Title of Paper: On triviality of Dickson invariants in the
homology of the Steenrod algebra

Author: Nguy\^{e}n H. V. Hung

2000 Mathematics Subject Classification: Primary 55P47, 55Q45,
55S10, 55T15.

Address of Author:

Current Address: Department of Mathematics,
Johns Hopkins University, 3400 N. Charles Street, Baltimore MD
21218 - 2689 E-mail address: nhvhung@math.jhu.edu

Permanent Address: Department of Mathematics, Vietnam National
University, Hanoi, 334 Nguyen Trai Street, Hanoi, Vietnam

E-mail address: nhvhung@vnu.edu.vn


Abstract: Let ${\cal A}$ be the mod 2 Steenrod algebra and $D_k$
the Dickson algebra of $k$ variables.
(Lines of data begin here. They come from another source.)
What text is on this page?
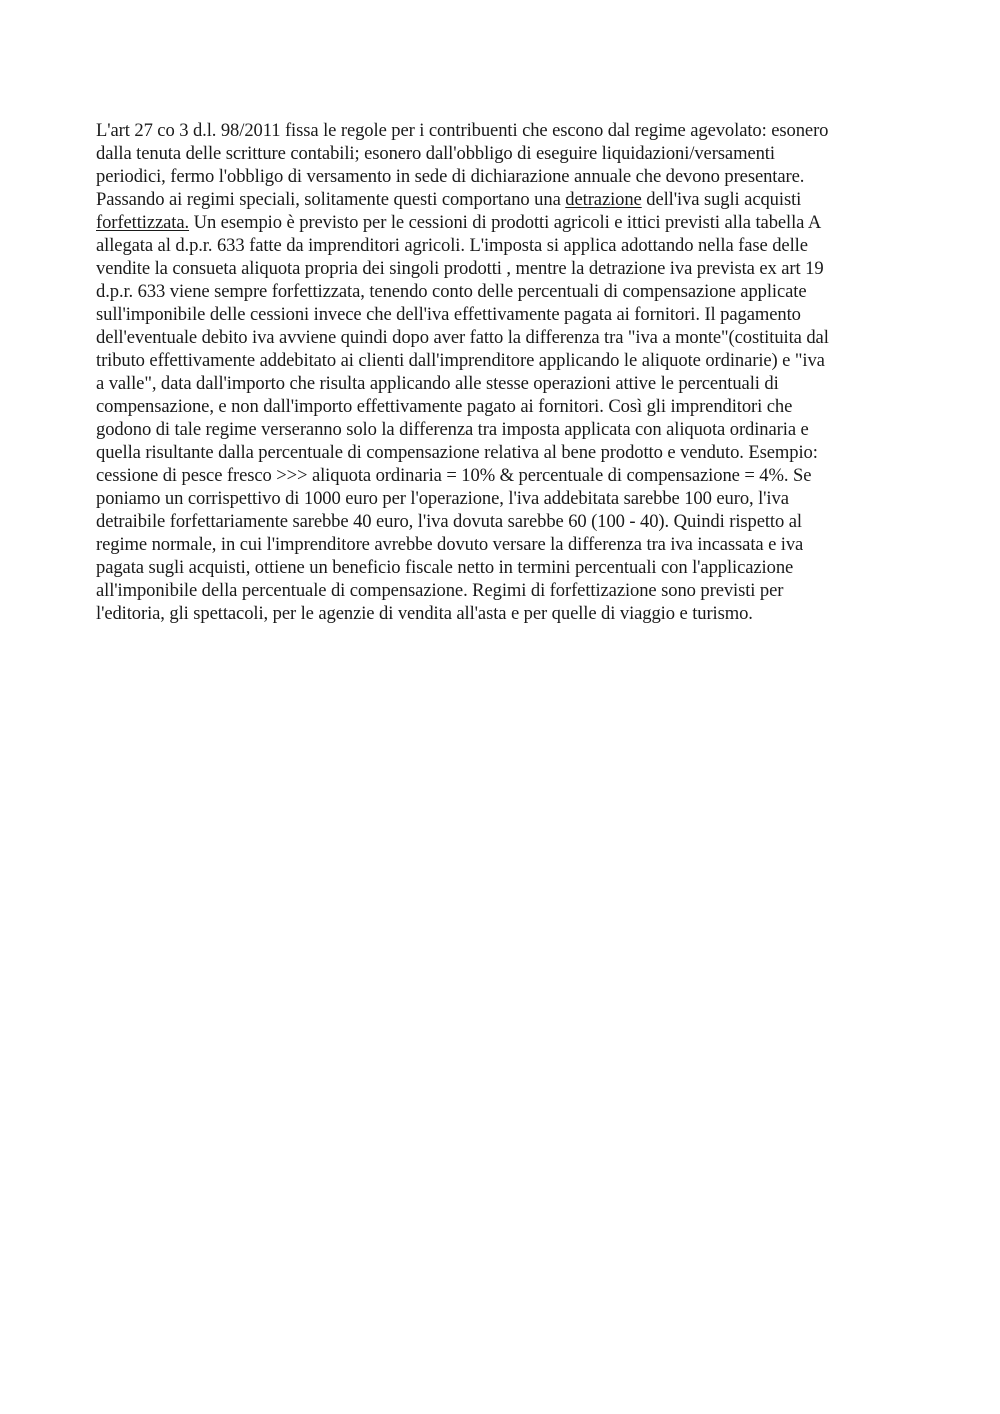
L'art 27 co 3 d.l. 98/2011 fissa le regole per i contribuenti che escono dal regime agevolato: esonero
dalla tenuta delle scritture contabili; esonero dall'obbligo di eseguire liquidazioni/versamenti
periodici, fermo l'obbligo di versamento in sede di dichiarazione annuale che devono presentare.
Passando ai regimi speciali, solitamente questi comportano una detrazione dell'iva sugli acquisti
forfettizzata. Un esempio è previsto per le cessioni di prodotti agricoli e ittici previsti alla tabella A
allegata al d.p.r. 633 fatte da imprenditori agricoli. L'imposta si applica adottando nella fase delle
vendite la consueta aliquota propria dei singoli prodotti , mentre la detrazione iva prevista ex art 19
d.p.r. 633 viene sempre forfettizzata, tenendo conto delle percentuali di compensazione applicate
sull'imponibile delle cessioni invece che dell'iva effettivamente pagata ai fornitori. Il pagamento
dell'eventuale debito iva avviene quindi dopo aver fatto la differenza tra "iva a monte"(costituita dal
tributo effettivamente addebitato ai clienti dall'imprenditore applicando le aliquote ordinarie) e "iva
a valle", data dall'importo che risulta applicando alle stesse operazioni attive le percentuali di
compensazione, e non dall'importo effettivamente pagato ai fornitori. Così gli imprenditori che
godono di tale regime verseranno solo la differenza tra imposta applicata con aliquota ordinaria e
quella risultante dalla percentuale di compensazione relativa al bene prodotto e venduto. Esempio:
cessione di pesce fresco >>> aliquota ordinaria = 10% & percentuale di compensazione = 4%. Se
poniamo un corrispettivo di 1000 euro per l'operazione, l'iva addebitata sarebbe 100 euro, l'iva
detraibile forfettariamente sarebbe 40 euro, l'iva dovuta sarebbe 60 (100 - 40). Quindi rispetto al
regime normale, in cui l'imprenditore avrebbe dovuto versare la differenza tra iva incassata e iva
pagata sugli acquisti, ottiene un beneficio fiscale netto in termini percentuali con l'applicazione
all'imponibile della percentuale di compensazione. Regimi di forfettizazione sono previsti per
l'editoria, gli spettacoli, per le agenzie di vendita all'asta e per quelle di viaggio e turismo.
We study the Lannes-Zarati
homomorphisms
$$
\varphi_k: Ext_{\cal A}^{k,k+i}(F_2,F_2)\to (F_2\otimes_{\cal A}
D_k)_i^*,
$$
which correspond to an associated graded of the Hurewicz map $
H:\pi_*^s(S^0)\cong \pi_*(Q_0S^0)\to H_*(Q_0S^0)$. An algebraic
version of the long-standing conjecture on spherical classes
predicts that $\varphi_k=0$ in positive stems, for $k>2$. That the
conjecture is no longer valid for $k=1$ and $2$ is respectively an
exposition of the existence of Hopf invariant one classes and
Kervaire invariant one classes.

This conjecture has been proved for $k=3$ by Hung [Trans AMS 349
(1997), 3893-3910]. It has been shown that $\varphi_k$ vanishes on
decomposable elements for $k>2$ [Hung and Peterson, Math. Proc.
Camb. Phil. Soc. 124 (1998), 253-264] and on the image of Singer's
algebraic transfer for $k>2$ [Hung, 1997; Hung and Nam, Trans AMS
353 (2001), 5029-5040]. In this paper, we establish the conjecture
for $k=4$. To this end, our main tools include (1) an explicit
chain-level representation of $\varphi_k$ and (2) a squaring
operation $Sq^0$ on $(F_2\otimes_{\cal A} D_k)^*$, which commutes
with the classical $Sq^0$ on $Ext_{\cal A}^k(F_2,F_2)$ through the
Lannes-Zarati homomorphism.

(To appear in Math. Proc. Camb. Phil. Soc. 134 (2003).)